La puerta redonda que abrió un destino inesperado
5 stars
Al leer El hobbit, de J. R. R. Tolkien, sentí que una aventura aparentemente luminosa escondía una educación profunda del carácter. Bilbo Bolsón vive tranquilo en la Comarca, aferrado a sus costumbres, a sus comidas puntuales y a la seguridad de su hogar. Esa existencia ordenada se altera cuando Gandalf y trece enanos, encabezados por Thorin Escudo de Roble, lo arrastran a una expedición hacia la Montaña Solitaria, donde el dragón Smaug guarda el tesoro robado al antiguo reino enano. (Más reseñas en: https://love-books-review.com/es/)
Al principio, Bilbo no parece destinado a la grandeza. Yo lo percibí como alguien incómodo, temeroso y casi fuera de lugar, lo cual lo volvió muy cercano para mí. Su viaje atraviesa trolls, trasgos, lobos, arañas gigantes, elfos y hombres del Lago; cada episodio modifica su manera de mirarse. No se convierte en héroe por fuerza física, sino por astucia, compasión y una valentía …
Al leer El hobbit, de J. R. R. Tolkien, sentí que una aventura aparentemente luminosa escondía una educación profunda del carácter. Bilbo Bolsón vive tranquilo en la Comarca, aferrado a sus costumbres, a sus comidas puntuales y a la seguridad de su hogar. Esa existencia ordenada se altera cuando Gandalf y trece enanos, encabezados por Thorin Escudo de Roble, lo arrastran a una expedición hacia la Montaña Solitaria, donde el dragón Smaug guarda el tesoro robado al antiguo reino enano. (Más reseñas en: https://love-books-review.com/es/)
Al principio, Bilbo no parece destinado a la grandeza. Yo lo percibí como alguien incómodo, temeroso y casi fuera de lugar, lo cual lo volvió muy cercano para mí. Su viaje atraviesa trolls, trasgos, lobos, arañas gigantes, elfos y hombres del Lago; cada episodio modifica su manera de mirarse. No se convierte en héroe por fuerza física, sino por astucia, compasión y una valentía que aparece justo cuando la necesita. El encuentro con Gollum y el hallazgo del anillo me parecieron momentos decisivos: allí la narración adquiere una sombra misteriosa que supera el tono de cuento inicial.

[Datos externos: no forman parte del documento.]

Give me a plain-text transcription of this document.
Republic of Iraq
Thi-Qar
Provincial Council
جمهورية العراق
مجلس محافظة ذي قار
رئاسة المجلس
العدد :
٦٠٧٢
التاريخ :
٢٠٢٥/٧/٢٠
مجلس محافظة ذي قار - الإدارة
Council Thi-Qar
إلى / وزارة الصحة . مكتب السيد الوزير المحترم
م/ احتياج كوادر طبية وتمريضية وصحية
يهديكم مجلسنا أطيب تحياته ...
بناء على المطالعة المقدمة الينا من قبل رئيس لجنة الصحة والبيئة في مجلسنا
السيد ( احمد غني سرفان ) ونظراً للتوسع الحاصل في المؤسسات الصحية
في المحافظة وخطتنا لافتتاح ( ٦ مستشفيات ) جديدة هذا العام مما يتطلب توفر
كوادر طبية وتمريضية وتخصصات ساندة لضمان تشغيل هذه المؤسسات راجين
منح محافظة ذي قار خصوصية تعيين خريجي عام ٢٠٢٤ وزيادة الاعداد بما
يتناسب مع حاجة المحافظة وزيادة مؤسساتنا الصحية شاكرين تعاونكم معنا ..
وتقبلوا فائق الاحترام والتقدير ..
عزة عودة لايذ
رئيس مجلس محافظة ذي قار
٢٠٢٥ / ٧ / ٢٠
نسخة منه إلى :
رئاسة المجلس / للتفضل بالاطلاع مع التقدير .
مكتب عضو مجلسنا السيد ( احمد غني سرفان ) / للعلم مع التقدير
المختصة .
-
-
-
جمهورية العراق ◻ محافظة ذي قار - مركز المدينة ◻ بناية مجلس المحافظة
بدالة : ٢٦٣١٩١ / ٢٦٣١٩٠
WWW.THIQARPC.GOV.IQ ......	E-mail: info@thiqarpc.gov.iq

La llegada a la Montaña Solitaria cambia el ritmo de la historia. Smaug no es solo una amenaza fantástica; representa la codicia encerrada en una inteligencia cruel. Cuando el dragón cae, el conflicto no termina, porque el tesoro despierta ambiciones entre enanos, hombres y elfos. Esa parte me emocionó de una forma inesperada: comprendí que Tolkien no escribe únicamente sobre monstruos externos, sino sobre la dificultad de conservar la nobleza cuando aparece la riqueza.
Bilbo termina actuando con independencia moral, incluso frente a sus compañeros. Su decisión de intentar evitar una guerra me pareció más admirable que cualquier combate. La Batalla de los Cinco Ejércitos muestra pérdidas, alianzas y un cierre melancólico. Al finalizar la novela, sentí alegría, pero también nostalgia. Bilbo regresa a casa cambiado: conserva su amor por la comodidad, aunque ya sabe que el mundo es más amplio, peligroso y bello de lo que imaginaba. Para mí, El hobbit es una celebración serena de la aventura como descubrimiento interior. No lo viví como una simple fantasía infantil, sino como una invitación discreta a salir de la rutina y aceptar que incluso el más prudente puede encontrar una dignidad imprevista en su camino.